We investigated experimental leishmaniasis in CD18-deficient mice. Whereas wild-type (WT) CD18-/- mice (129SV/C57BL/6) were resistant to infection, CD18-/- mice revealed increasing visceral dissemination of parasites. Unlike in other susceptible strains, infected footpads of CD18-/- mice did not ulcerate, due to an abolished recruitment of granulocytes. In vitro, CD18-/- macrophages were able to phagocytose opsonized Leishmania major despite absence of CR3, albeit phagocytosis rate was 50% lower than in WT macrophages. We found that uptake was partially mediated by scavenger receptors.

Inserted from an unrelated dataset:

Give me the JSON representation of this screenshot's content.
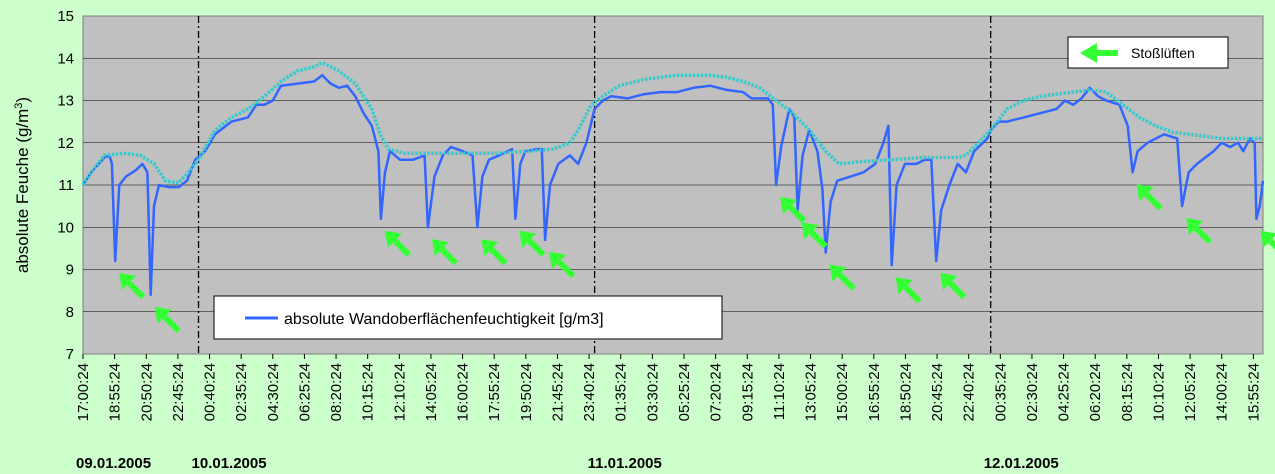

As infected CD18-/- macrophages showed impaired ability to produce NO and to eliminate parasites, CD18 is one mediator of NO production. CD18 is also involved in reduction of IL-12 release by L. major-infected macrophages, as uptake of opsonized parasites (via CR3) decreased IL-12 release only in WT, but not in CD18-/- macrophages. When T cells from infected CD18-/- mice were restimulated with antigen-presenting cells (APC), they released no IL-2 or IL-4, but a little IFN-gamma, associated with lack of proliferation. This deficiency was linked to absence of CD18 on T cells, but not on APC. Substitution with IL-2 specifically restored a Th1-like response with proliferation and release of IFN-gamma. Thus, while impaired phagocytosis, NO production, and recruitment of granulocytes in CD18-/- mice may not reverse resistance, and while unrestricted IL-12 release supports development of Th1 cells, the failure of T cells to release IL-2 and to proliferate causes susceptibility.